Mr. Obama responds by debating whether to provide what amounts to humanitarian aid because he doesn’t want to encourage Ukraine’s leadership to take more aggressive action to protect its sovereignty. With this type of convoluted thinking, we’d better hope that this administration and its national security team never gets us into a war that requires real leadership.

What is behind such thinking? Is Mr. Obama concerned that Mr. Putin will somehow scuttle his precious P5+1 (the five permanent members of the United Nations — the U.S., Russia, China, Great Britain and France — plus Germany) negotiations with Iran over its nuclear-weapons program? We can only hope that Mr. Putin would take such an action, as those negotiations are nothing but a sham. According to Director of National Intelligence James R. Clapper, Iran could produce a nuclear weapon in about two weeks, once the order is given.

Symptomatic of the Ukraine crisis, no matter where you look, the United States is seen as being in retreat.
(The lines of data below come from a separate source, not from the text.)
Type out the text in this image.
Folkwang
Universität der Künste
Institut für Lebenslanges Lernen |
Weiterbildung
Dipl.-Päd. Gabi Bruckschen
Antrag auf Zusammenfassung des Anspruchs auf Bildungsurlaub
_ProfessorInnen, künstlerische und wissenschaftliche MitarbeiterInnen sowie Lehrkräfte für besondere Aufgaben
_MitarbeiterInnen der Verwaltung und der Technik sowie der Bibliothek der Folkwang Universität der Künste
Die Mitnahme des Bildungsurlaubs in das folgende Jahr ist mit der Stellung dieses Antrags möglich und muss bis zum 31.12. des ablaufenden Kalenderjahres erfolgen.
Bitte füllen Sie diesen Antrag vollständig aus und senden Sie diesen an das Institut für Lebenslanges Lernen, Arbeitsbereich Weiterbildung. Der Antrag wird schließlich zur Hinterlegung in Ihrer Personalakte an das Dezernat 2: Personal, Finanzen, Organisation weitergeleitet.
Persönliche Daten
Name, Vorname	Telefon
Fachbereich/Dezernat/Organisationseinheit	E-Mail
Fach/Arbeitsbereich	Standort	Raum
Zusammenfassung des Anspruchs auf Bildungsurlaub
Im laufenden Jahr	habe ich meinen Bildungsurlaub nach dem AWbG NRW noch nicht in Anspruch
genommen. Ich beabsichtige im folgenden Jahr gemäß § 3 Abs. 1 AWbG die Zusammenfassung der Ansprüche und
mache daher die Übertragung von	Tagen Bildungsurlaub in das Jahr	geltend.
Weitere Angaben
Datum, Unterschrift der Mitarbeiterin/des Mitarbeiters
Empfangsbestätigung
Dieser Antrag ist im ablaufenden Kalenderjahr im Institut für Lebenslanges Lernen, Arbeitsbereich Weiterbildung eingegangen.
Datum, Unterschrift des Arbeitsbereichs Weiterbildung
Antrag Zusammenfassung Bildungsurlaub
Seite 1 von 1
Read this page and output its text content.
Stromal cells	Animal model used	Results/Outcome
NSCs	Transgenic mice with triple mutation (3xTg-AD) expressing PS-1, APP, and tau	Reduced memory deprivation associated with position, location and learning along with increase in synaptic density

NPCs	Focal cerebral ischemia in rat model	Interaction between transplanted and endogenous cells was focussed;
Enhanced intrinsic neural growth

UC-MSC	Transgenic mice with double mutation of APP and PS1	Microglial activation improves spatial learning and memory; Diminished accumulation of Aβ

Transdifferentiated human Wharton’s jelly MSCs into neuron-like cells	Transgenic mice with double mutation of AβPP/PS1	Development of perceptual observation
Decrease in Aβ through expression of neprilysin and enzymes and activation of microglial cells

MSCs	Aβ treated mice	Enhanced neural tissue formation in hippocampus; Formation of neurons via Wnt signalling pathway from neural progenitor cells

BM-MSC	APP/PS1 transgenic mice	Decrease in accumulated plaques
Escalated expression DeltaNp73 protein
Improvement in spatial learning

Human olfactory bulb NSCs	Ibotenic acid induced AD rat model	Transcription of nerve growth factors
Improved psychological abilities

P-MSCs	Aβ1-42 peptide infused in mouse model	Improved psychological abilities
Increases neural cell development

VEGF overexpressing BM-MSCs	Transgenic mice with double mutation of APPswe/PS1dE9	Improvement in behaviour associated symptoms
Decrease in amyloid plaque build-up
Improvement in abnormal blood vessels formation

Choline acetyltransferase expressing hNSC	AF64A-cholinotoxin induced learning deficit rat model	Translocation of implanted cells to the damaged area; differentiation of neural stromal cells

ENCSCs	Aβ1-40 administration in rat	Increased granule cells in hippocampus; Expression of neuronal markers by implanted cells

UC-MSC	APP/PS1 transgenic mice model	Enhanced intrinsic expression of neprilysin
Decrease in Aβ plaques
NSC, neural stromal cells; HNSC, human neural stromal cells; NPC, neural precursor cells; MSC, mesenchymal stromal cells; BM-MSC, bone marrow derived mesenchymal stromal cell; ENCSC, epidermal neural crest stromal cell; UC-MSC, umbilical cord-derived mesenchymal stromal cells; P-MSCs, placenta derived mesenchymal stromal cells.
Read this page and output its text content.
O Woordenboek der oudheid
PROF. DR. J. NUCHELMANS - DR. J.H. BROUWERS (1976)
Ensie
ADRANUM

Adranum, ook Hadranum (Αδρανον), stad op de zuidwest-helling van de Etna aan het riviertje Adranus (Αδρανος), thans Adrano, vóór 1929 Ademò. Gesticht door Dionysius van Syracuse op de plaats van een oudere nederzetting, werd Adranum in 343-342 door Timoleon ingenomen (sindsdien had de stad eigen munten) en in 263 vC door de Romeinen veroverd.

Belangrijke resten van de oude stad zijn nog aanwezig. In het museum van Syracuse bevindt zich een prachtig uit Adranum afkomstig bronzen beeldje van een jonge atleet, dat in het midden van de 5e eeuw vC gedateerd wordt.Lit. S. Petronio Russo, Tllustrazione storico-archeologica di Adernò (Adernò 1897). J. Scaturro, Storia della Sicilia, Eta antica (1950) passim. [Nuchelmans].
The stability that America brought to the global strategic equation is being systematically dismantled by the Obama administration, principally by the unilateral disarmament of our military forces.

The Ukraine situation is far from being resolved. China is flexing its military muscle in the Far East. The Middle East remains in chaos. Iran’s nuclear-weapons capability is almost a certainty. With the unpredictability of North Korea, why would the Obama administration at this time make the shocking announcement of deep cuts to the U.S. nuclear forces, four years ahead of the 2010 New START treaty schedule?

Our most secure deterrent, our strategic ballistic-missile submarines, will be reduced by 28 percent by having the capability of 56 launch strikes disabled. Thirty B-52 strategic bombers will be converted to conventional use, which represents a 38 percent reduction in capability, and 50 missiles will be removed from our underground silos, which is the most vulnerable leg of the triad.

With every nuclear power in the world modernizing its strategic forces, particularly Russia and China, plus the known fact that Russia has been cheating on existing treaties, making such a dramatic force-reduction announcement now is more than troubling.

The Obama administration is taking the United States down a course that will put us in an absolute nuclear inferiority position with regard to Russia and perhaps China. It is jeopardizing our national security.

With the United States’ strategic policy adrift, Mr. Putin is controlling events in the Ukraine. With basically no opposition, he will certainly seek more opportunities. In the Far East, we can anticipate that China, seeing our basic inability to respond to the Ukraine crisis, will seize the opportunity to absorb some low-hanging fruit in the South China Sea, most likely contested Philippine islands.

What will it take to make Congress exercise its constitutional responsibilities and maintain its legitimacy by acting in the best interest of the United States? We are being challenged, and we cannot afford to continue to embrace a fantasy foreign policy.